Couchbase’s revenue grows 20% and its stock rises in extended trading
Cloud database company Couchbase Inc. reported a 20% increase in its fourth-quarter revenue today, beating Wall Street’s expectations and sending its stock up more than 10% in extended trading.
The company reported a fourth-quarter loss before certain costs such as stock compensation of six cents per share, easily topping the analyst consensus estimate, which called for a much wider loss of 14 cents. Revenue for the period came to $50.1 million, ahead of the Street’s forecast of $46.56 million. Subscription revenue rose 26%, to $48.1 million.
Despite the solid results, Couchbase wasn’t able to do much about its bottom line, reporting a net loss of $21.4 million, bigger than the $16.6 million loss it posted one year ago.
Couchbase is the creator of the namesake Couchbase NoSQL database service, which is used by enterprises to power complex business applications. Its flagship product these days is the cloud-hosted Couchbase Capella database-as-a-service offering, which is offered alongside a more traditional, on-premises version called Couchbase Server, and a mobile version.
The main advantage of Couchbase Capella, unlike traditional databases such as Oracle Database, is its ability to process both structured and unstructured data at the same time. It’s a unique capability that makes Capella a better alternative for certain kinds of apps that can benefit from both kinds of data. In addition, Couchbase Capella can act as a data cache, so customers essentially get three systems for the price of one.
Couchbase Chair, President and Chief Executive Matt Cain (pictured) said the company ended the year on a really strong note, delivering results that exceeded its own guidance across all key metrics. “We achieved an important milestone with Capella, which now represents 11% of our ARR and over 25% of our customer base,” he added.

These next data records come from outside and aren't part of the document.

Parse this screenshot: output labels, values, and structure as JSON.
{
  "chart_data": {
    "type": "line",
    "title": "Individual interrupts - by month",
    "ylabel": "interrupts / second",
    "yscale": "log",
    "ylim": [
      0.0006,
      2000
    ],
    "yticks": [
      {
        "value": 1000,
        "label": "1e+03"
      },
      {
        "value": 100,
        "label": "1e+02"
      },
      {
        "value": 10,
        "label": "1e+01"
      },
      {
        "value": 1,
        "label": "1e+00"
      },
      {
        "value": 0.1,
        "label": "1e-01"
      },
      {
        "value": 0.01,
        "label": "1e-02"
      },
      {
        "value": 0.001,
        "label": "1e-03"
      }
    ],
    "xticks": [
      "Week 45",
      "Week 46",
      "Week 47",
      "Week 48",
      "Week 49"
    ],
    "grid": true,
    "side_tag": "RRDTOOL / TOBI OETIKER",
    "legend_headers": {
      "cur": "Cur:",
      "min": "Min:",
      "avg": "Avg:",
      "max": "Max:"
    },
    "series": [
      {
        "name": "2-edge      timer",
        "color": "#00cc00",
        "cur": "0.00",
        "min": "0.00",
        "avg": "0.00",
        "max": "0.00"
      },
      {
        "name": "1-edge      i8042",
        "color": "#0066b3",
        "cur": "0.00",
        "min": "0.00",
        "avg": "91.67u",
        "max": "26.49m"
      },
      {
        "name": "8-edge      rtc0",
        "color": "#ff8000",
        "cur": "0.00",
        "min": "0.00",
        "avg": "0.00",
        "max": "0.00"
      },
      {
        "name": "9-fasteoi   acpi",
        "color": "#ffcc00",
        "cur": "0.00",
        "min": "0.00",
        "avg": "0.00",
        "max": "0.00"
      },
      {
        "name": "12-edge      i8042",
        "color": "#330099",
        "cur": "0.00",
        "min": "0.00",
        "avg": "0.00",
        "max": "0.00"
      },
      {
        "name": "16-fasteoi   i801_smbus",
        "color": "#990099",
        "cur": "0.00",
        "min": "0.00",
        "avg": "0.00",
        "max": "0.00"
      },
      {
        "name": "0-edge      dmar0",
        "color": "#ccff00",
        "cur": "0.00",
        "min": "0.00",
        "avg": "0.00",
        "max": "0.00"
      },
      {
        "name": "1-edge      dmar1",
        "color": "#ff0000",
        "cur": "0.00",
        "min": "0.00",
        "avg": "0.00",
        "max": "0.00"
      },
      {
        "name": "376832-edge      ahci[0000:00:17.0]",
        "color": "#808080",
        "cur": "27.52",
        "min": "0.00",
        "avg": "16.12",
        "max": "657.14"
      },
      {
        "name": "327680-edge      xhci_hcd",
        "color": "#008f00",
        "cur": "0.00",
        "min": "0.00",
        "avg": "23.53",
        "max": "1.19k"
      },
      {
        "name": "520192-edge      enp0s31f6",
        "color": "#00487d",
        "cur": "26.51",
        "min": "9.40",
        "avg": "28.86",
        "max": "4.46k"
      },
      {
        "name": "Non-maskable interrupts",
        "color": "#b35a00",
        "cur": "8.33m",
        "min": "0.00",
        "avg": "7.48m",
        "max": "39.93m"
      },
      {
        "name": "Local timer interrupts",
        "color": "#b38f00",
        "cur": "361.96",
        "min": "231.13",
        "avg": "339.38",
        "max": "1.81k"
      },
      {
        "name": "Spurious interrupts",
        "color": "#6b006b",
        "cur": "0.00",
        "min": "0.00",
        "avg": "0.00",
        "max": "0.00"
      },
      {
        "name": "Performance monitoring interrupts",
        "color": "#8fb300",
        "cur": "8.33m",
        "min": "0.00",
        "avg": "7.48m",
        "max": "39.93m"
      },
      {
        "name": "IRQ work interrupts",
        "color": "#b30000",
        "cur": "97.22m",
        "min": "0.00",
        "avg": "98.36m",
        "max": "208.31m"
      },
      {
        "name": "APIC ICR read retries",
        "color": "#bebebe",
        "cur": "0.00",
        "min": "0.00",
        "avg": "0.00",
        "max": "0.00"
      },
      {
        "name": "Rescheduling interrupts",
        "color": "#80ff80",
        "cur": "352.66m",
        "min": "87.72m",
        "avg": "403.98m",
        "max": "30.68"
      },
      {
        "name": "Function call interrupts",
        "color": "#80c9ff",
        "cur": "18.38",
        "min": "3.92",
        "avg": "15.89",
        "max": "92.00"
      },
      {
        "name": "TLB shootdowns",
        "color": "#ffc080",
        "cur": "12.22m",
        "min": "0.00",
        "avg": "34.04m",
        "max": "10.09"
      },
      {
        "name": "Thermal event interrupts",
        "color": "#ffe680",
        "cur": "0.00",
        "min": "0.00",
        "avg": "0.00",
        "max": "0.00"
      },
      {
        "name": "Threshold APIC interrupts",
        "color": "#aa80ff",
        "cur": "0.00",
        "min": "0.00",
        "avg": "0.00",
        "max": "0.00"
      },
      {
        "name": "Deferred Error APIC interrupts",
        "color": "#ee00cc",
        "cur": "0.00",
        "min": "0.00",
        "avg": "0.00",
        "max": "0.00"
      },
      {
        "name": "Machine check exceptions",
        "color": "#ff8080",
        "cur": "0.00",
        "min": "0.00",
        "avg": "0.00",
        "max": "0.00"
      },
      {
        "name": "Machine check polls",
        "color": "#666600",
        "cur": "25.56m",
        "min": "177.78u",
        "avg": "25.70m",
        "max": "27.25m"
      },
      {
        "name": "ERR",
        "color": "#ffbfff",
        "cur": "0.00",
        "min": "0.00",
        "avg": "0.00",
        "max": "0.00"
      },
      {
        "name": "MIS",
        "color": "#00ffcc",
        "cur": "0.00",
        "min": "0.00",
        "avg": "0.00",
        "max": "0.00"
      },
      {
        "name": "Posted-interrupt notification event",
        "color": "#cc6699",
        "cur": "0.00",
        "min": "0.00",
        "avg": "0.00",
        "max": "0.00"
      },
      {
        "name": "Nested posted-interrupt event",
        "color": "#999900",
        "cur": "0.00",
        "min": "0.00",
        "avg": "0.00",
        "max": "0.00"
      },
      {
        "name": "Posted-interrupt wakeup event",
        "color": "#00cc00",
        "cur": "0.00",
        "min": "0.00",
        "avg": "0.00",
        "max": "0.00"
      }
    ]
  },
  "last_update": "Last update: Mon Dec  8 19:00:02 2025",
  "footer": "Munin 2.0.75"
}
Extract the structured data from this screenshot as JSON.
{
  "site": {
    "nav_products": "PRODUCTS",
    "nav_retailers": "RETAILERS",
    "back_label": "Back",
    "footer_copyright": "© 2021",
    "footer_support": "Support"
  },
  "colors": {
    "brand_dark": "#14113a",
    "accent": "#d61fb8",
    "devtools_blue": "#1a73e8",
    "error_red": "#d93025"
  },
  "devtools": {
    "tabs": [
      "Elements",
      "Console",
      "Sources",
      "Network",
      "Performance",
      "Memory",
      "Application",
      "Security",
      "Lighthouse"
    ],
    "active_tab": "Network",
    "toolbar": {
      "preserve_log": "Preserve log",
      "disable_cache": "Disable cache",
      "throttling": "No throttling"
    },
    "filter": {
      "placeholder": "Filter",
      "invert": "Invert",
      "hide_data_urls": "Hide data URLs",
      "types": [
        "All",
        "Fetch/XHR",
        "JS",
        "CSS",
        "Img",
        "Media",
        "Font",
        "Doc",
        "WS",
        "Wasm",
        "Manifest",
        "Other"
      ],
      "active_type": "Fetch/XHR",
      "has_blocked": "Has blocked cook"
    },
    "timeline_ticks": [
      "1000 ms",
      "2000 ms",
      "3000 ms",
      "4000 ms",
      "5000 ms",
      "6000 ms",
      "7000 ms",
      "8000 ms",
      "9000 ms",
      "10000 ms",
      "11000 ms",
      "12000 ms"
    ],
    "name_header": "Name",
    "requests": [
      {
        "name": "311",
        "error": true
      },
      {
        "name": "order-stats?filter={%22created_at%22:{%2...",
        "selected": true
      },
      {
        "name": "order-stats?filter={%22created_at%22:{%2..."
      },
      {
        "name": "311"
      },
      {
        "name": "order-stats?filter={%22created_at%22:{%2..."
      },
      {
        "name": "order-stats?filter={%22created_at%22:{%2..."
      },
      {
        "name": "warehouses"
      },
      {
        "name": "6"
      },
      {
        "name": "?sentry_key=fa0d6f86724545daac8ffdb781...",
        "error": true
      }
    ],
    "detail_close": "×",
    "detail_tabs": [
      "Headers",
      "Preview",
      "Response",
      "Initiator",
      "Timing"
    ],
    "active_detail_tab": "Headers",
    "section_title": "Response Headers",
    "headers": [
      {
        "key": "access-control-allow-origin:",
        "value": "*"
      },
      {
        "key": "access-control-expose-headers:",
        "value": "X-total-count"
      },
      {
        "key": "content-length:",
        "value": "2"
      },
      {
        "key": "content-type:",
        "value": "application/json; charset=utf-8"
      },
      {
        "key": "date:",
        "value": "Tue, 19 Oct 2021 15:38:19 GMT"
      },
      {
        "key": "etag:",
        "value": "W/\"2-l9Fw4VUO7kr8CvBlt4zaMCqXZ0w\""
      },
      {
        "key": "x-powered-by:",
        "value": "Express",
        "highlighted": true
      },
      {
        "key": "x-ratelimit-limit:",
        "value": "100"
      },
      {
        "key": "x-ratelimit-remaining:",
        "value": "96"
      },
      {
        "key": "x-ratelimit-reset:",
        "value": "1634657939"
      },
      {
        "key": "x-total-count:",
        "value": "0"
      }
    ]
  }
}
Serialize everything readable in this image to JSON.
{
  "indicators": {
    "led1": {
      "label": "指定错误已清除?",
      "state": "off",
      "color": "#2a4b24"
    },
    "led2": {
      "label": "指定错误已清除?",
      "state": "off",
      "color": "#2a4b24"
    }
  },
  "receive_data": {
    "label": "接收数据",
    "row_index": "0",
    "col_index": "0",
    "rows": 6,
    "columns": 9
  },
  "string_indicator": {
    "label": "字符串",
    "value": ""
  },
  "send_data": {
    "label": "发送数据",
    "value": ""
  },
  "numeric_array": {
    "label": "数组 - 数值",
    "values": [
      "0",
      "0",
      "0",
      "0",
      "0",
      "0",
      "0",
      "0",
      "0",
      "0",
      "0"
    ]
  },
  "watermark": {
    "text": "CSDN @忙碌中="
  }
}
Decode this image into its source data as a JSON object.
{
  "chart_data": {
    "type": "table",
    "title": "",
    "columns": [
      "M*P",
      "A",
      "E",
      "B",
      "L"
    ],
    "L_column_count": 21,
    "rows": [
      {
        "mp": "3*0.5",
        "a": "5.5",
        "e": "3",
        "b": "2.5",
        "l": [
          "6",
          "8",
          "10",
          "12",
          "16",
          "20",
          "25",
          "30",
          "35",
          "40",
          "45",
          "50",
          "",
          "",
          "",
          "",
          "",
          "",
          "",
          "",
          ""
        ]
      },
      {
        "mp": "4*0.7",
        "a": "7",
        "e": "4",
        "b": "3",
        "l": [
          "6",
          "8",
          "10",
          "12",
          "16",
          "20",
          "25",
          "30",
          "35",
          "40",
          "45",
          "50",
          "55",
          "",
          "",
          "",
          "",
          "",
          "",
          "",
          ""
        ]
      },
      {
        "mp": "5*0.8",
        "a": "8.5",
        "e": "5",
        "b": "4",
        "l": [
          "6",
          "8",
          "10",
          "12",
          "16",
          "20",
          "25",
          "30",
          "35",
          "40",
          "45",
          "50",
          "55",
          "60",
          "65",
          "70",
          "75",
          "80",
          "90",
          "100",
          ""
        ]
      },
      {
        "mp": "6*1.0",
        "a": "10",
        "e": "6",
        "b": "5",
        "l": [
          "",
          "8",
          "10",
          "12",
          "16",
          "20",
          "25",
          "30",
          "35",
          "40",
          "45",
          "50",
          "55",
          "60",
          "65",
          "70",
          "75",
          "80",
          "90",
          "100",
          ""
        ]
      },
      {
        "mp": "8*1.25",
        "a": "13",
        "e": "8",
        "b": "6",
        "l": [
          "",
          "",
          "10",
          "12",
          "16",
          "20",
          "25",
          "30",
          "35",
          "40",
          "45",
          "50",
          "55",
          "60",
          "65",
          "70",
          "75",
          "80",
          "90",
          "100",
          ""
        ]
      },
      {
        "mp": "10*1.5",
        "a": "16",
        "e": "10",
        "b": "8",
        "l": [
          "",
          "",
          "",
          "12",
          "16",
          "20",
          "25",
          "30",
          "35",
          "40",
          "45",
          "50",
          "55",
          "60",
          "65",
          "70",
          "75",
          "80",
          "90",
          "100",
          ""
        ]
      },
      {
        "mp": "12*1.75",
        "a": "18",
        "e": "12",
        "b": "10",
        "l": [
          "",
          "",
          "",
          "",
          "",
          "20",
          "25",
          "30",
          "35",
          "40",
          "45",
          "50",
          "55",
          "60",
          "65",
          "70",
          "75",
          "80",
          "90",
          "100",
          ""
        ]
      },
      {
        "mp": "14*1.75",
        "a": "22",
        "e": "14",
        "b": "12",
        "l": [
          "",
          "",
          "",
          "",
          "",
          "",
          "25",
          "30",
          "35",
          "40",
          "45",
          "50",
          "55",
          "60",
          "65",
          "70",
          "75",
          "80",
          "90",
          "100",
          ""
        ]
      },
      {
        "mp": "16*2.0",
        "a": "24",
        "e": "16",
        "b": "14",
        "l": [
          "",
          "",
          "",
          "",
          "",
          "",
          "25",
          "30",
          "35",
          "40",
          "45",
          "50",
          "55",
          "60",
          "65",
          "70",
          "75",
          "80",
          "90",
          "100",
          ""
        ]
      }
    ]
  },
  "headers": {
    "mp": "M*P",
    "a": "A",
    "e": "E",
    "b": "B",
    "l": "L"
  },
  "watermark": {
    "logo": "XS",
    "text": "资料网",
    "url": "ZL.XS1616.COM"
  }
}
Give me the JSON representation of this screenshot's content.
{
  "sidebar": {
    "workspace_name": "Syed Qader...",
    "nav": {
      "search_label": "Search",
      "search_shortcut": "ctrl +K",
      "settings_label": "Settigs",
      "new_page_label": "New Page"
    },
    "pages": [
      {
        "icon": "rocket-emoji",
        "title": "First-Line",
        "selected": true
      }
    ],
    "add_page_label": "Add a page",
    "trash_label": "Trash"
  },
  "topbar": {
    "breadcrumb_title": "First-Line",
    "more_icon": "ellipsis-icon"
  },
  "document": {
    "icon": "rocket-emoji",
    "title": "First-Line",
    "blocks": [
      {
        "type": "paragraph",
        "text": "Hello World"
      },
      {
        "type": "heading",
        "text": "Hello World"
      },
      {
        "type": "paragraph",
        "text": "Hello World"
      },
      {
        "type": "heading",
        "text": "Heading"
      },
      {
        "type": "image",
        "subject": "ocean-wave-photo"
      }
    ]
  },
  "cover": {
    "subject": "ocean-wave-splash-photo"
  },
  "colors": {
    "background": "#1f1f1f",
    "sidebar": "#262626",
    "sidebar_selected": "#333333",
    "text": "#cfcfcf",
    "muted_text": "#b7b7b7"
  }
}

Couchbase’s annual recurring revenue rose 25% from a year earlier, to $204.2 million, while its remaining performance obligations, which represents the total value of contracted products or services that are yet to be delivered, rose 46% from a year ago, to $241.8 million.
On the product front, there was a lot going on too, with the company announcing new features for Capella and Couchbase Server last month, such as vector search to support generative artificial intelligence-powered applications. In addition, it added support for retrieval-augmented generation or RAG, which enables large language models to tap into customer’s private data to enhance their knowledge beyond the training data they were initially taught with. The integrations with LlamaIndex and LangChain will also help to streamline the development of generative AI apps.
Those announcements followed the general availability of the Capella iQ service, which is a generative AI-powered copilot for coding tasks. With Capella iQ, developers can interact with Capella using natural language in order to simplify database interactions.
Looking to the first quarter of fiscal 2025, Couchbase said it’s looking for revenue of $48.5 million at the midpoint of its guidance range, ahead of the analysts’ consensus estimate of $46.94 million.
For the full year, Couchbase is forecasting total sales of $205 million at the midpoint, which implies revenue growth of 14% and is in line with Wall Street’s forecast.
Analyst Holger Mueller of Constellation Research Inc. said Couchbase can pat itself on the back for delivering both a good quarter and full year, with revenue in January breaking the $50 million milestone for the first time. With $180 million in revenue for fiscal 2024, the target for the next full-year must be the $200 million barrier, and it’s one that Mueller believes the company should be able to achieve. “Given the demand for document-centric automation in the digitally transformed economy, Couchbase has everything to fulfill that demand,” Mueller explained.”
Another challenge will be cost discipline, Mueller said. as the company went backwards in terms of profitability, with the last quarter being worse than it was one year earlier. “Its predicted growth likely won’t be enough to make the company profitable, so Matt Cain and team must think about what they can do to reduce costs,” he added, “The first quarter will tell us if that’s likely to happen.”